Comparing the X-ray structures of μ-OR in the active [26] and inactive [27] states allows analyzing helical rearrangements related to the activation process. These rearrangements are common to other members of the class A GPCR superfamily (β-2AR, rhodopsin, M2R) [7, 8, 16], such as helical movements at TM6 and TM7. Moreover, changes in water-mediated interactions involving amino acids inside the receptor’s cavity are observed when the activation is established [26]. The active state of the receptor is characterized by an ordered network involving water molecules. Notably, careful analysis of the water network shows that it is functionally relevant, transferring information from the extracellular side (ligand binding site) through the receptor [26], and reaching the interior of the cell. This last step is characterized by collective movements of intracellular regions of the TMs and loops. This information relates to the exquisite modulation of the receptor that results from ligand binding.

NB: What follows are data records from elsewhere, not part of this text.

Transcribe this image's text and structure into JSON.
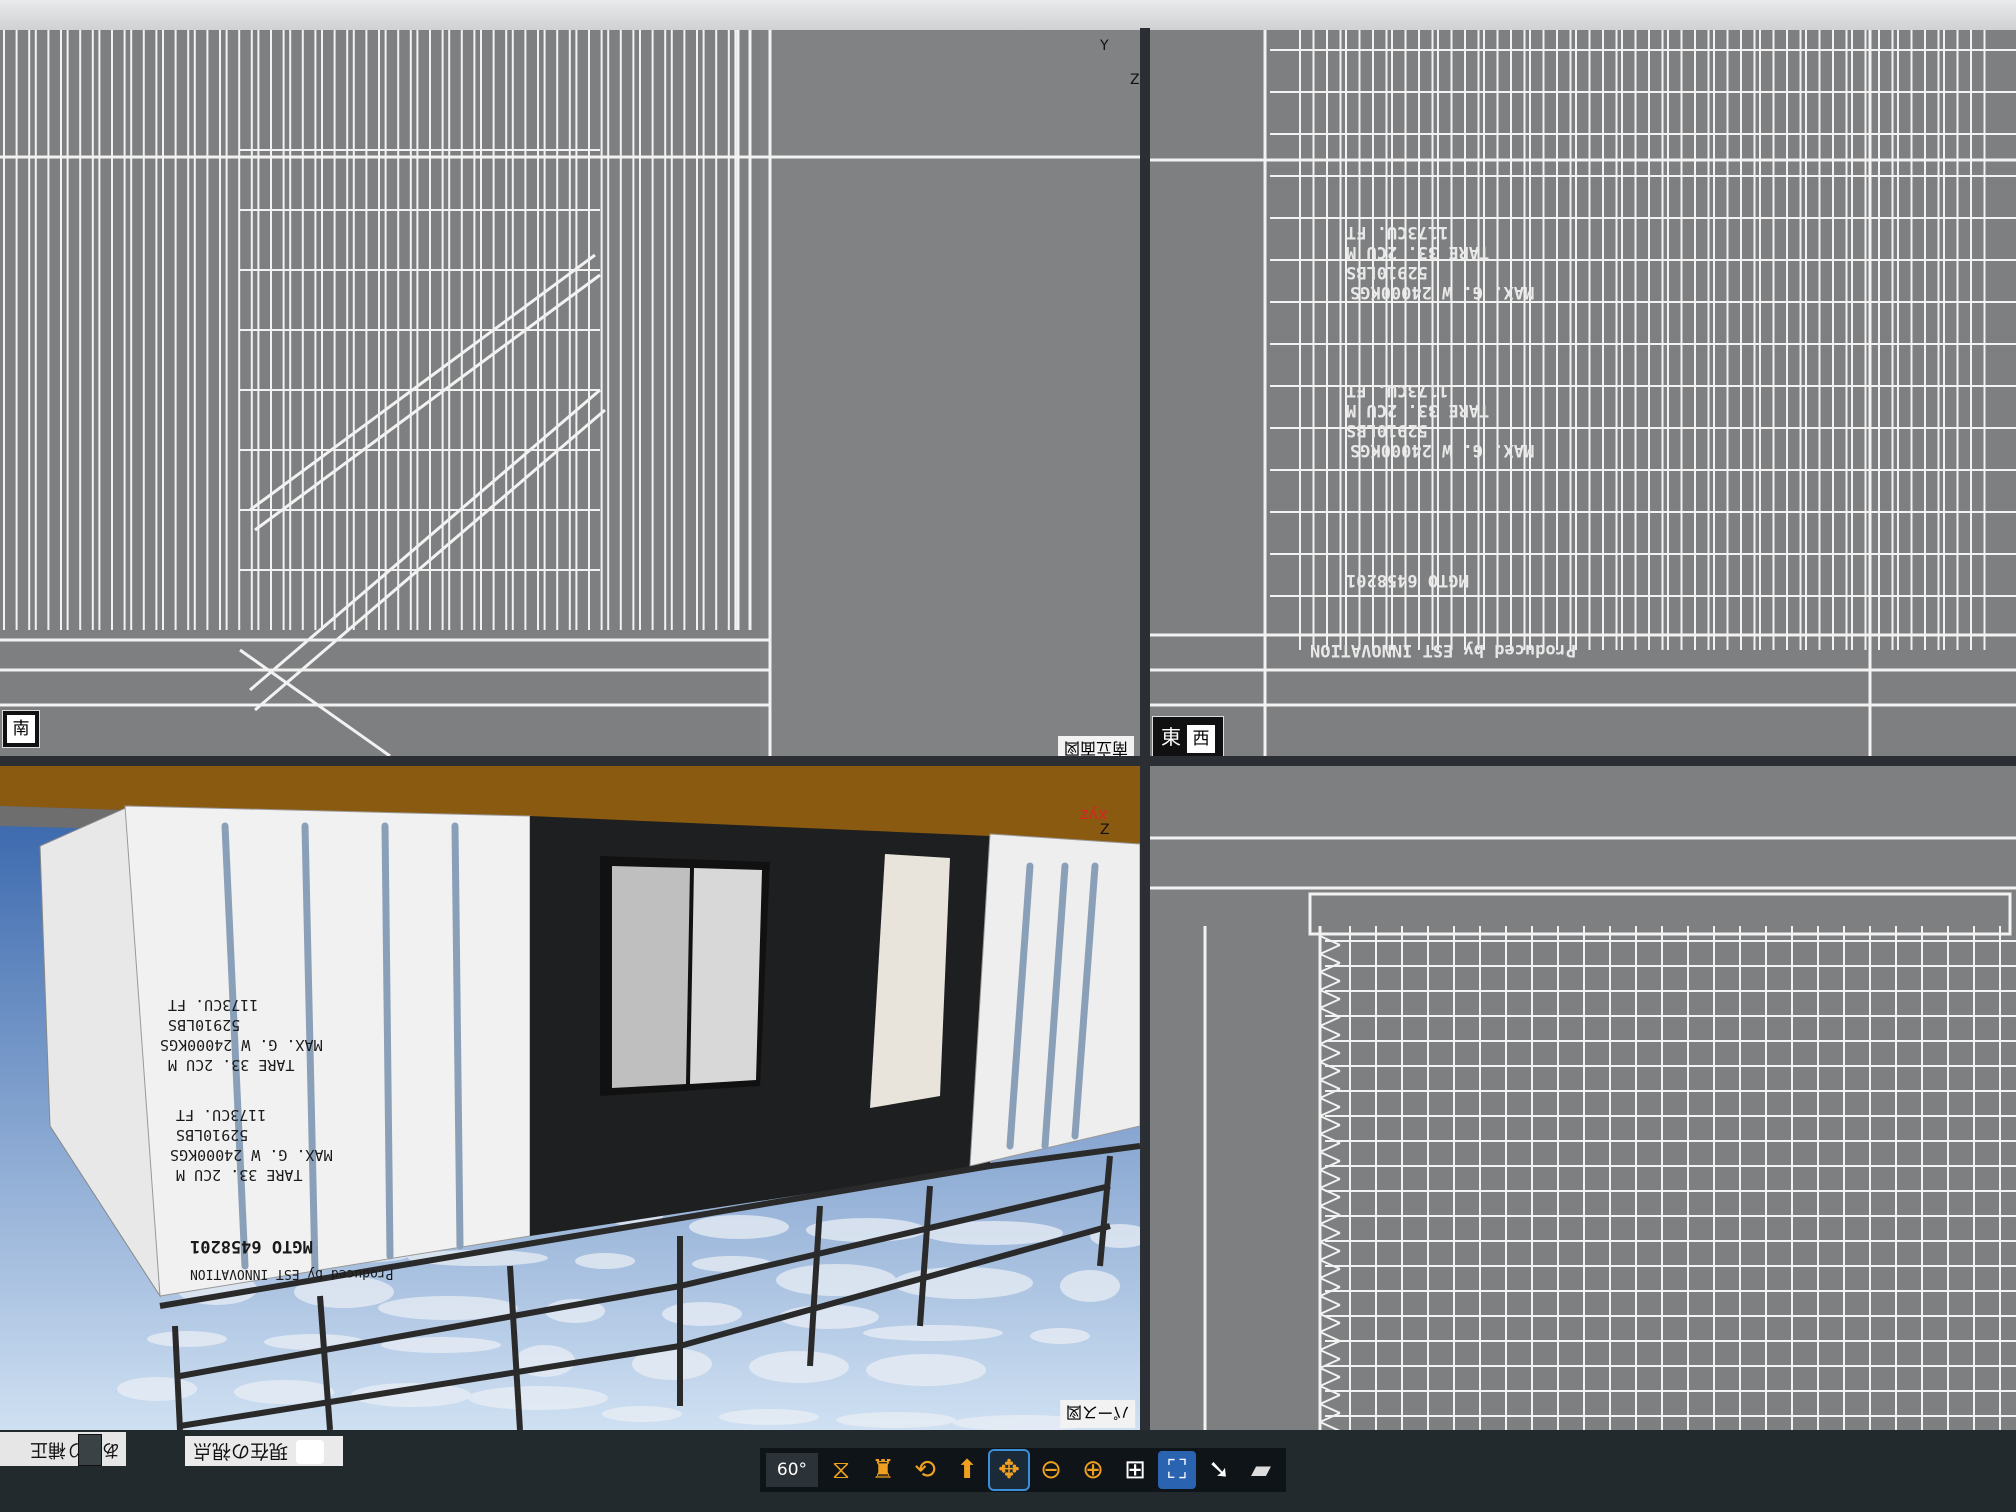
{
  "window": {
    "title": ""
  },
  "viewports": {
    "top_left": {
      "label": "南",
      "corner_label": "南立面図",
      "axis_y": "Y",
      "axis_z": "Z"
    },
    "top_right": {
      "label_a": "東",
      "label_b": "西"
    },
    "bottom_left": {
      "corner_label": "パース図",
      "axis": "xyz",
      "axis_z": "Z"
    },
    "bottom_right": {}
  },
  "container_text": {
    "line1": "MAX. G. W   24000KGS",
    "line2": "52910LBS",
    "line3": "TARE   33. 2CU M",
    "line4": "1173CU. FT",
    "code": "MGTO   6458201",
    "maker": "Produced by EST INNOVATION"
  },
  "bottombar": {
    "left_label": "あおり補正",
    "view_label": "現在の視点",
    "angle": "60°",
    "tools": [
      {
        "name": "tilt-tool",
        "glyph": "⧖"
      },
      {
        "name": "walk-tool",
        "glyph": "♜"
      },
      {
        "name": "orbit-tool",
        "glyph": "⟲"
      },
      {
        "name": "up-tool",
        "glyph": "⬆"
      },
      {
        "name": "pan-tool",
        "glyph": "✥"
      },
      {
        "name": "zoom-out-tool",
        "glyph": "⊖"
      },
      {
        "name": "zoom-in-tool",
        "glyph": "⊕"
      },
      {
        "name": "zoom-window-tool",
        "glyph": "⊞"
      },
      {
        "name": "zoom-extents-tool",
        "glyph": "⛶"
      },
      {
        "name": "pointer-tool",
        "glyph": "➘"
      },
      {
        "name": "render-tool",
        "glyph": "▰"
      }
    ],
    "active_tool": "pan-tool"
  },
  "colors": {
    "accent": "#f0a020",
    "viewport_bg": "#7d7f80",
    "wire": "#f4f4f4",
    "sky": "#3c6fb8",
    "wall_dark": "#1e1f20",
    "beam": "#8a5a10"
  }
}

Interestingly, herkinorin, a non-nitrogenous μ-OR agonist, does not produce β-arrestin2 recruitment and μ-OR cell internalization, even when the G-protein-coupled receptor kinase 2 (GRK2) is overexpressed. This is remarkable because GRK2 is known to recognize and phosphorylate activated GPCRs [28, 29], promoting β-arrestin recruitment and internalization [30]. In turn, morphine-activated μ-OR generates limited β-arrestin2 recruitment and undergoes low μ-OR internalization under normal conditions. However, if GRK2 is overexpressed, internalization is readily promoted. In contrast, DAMGO (H-Tyr-D-Ala-Gly-N(Me)Phe-Gly-ol), a selective μ-OR peptide agonist [31], recruits β-arrestin2 and undergoes μ-OR internalization under normal conditions [29]. We previously proposed a binding mode of herkinorin into μ-OR. Our model suggests that herkinorin’s C2-benzyloxy group locates in the allosteric sodium binding site. Binding free energy calculations of the herkinorin’s proposed binding mode are in full agreement with experimental data [25]. To note, small structural modifications affect binding selectivity across opioid receptor subtypes as well as biased signaling preference. For instance, salvinorin A, a precursor of herkinorin, is a selective agonist of the kappa opioid receptor (κ-OR) and significantly recruits arrestin [32, 33].

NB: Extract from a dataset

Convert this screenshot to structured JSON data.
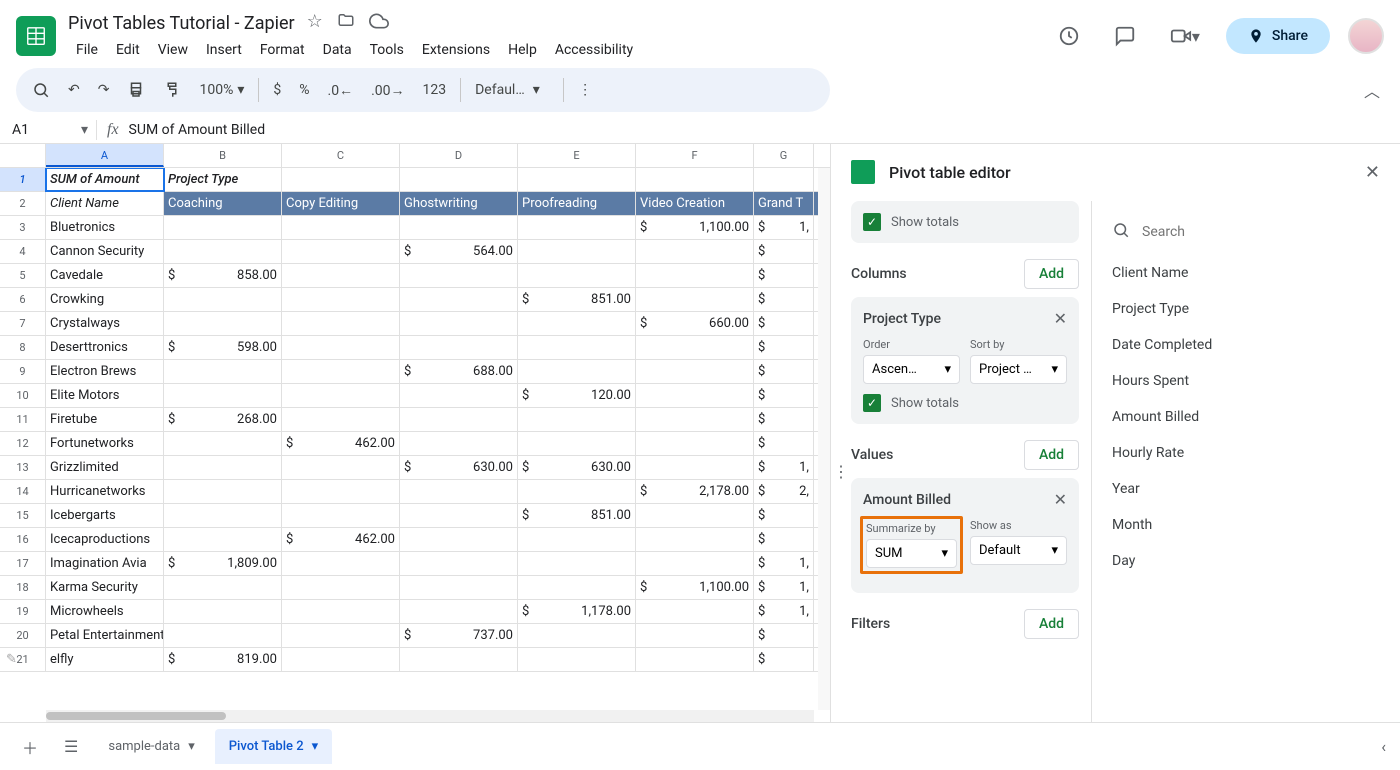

In this work, we present the structural basis of biased agonism in μ-OR with particular emphasis on the allosteric sodium site, what we call bias-inducing allosteric binding site. Taking advantage of the signaling differences for herkinorin, morphine and DAMGO, molecular dynamic simulations were performed with these agonists, while conditions in the allosteric sodium site were studied. We observed specific conformations for the NPxxY conserved motif [9], associated with the modulation at the bias-inducing allosteric binding site. Also, we concluded that this allosteric site can modify the water distribution in the intracellular side of μ-OR, in the presence of the allosteric sodium ion. We found that herkinorin can modulate this allosteric binding site preserving one conformation of NPxxY. In contrast, morphine and DAMGO systems in the absence of allosteric sodium display two extra different conformations that can be responsible for the non-canonical signaling due to the lack of modulation in this allosteric site. Finally, the conjunction between agonist and the bias-inducing allosteric binding site can regulate intracellular loops movement and the final part of transmembrane helices that are responsible for coupling macromolecular structures.

2 Results

The μ-OR biased signaling mechanism, proposed in this work, initiated at the orthosteric binding site continues via an allosteric binding site [26], then reaches a hydrophobic barrier (framed by DRY and NPxxY conserved motifs) [34, 35] to finalize in the C-terminal helix H8, as depicted in Fig. 1. To explore different activation mechanisms, we analyzed agonists with a variety of downstream signaling effects, such as β-arrestin recruitment and receptor internalization, as well as the impact of an allosteric sodium ion. The three agonists studied here, shown in Fig. 1, are herkinorin, morphine, and DAMGO; we incorporated naloxone as the antagonist reference. Based on βarr2-GFP and confocal microscopy assays, herkinorin does not recruit β-arrestins2 and does not internalize μ-OR; DAMGO recruits β-arrestins2 and internalizes μ-OR, and morphine undergoes these processes when GRK2 is overexpressed [2, 29]. To note, based on non-imaging-based β-arrestin recruitment assays, the degree of biased agonism of herkinorin has shown dependence on experimental conditions. The presence of fusion tags directly attached to the C terminus of GPCRs may explain the differences observed in these experiments [36, 37]. For clarity, the systems proposed in this work as predominant are highlighted in italics throughout the text.

Fig. 1
figure 1

Specific regions involved in the activation of μ-OR. The blue region is the agonist binding site, yellow is the allosteric sodium pocket, brown regions are the limits of the hydrophobic barrier (framed by NPxxY and DRY motifs), and purple is the H8 helix. Chemical structures of the three agonists studied in this work are shown to the right. As reference, the trend of β-arrestin2 recruitment is shown in grayscale underneath the chemical structures. Darker color represents higher recruitment based on βarr2-GFP assays [29]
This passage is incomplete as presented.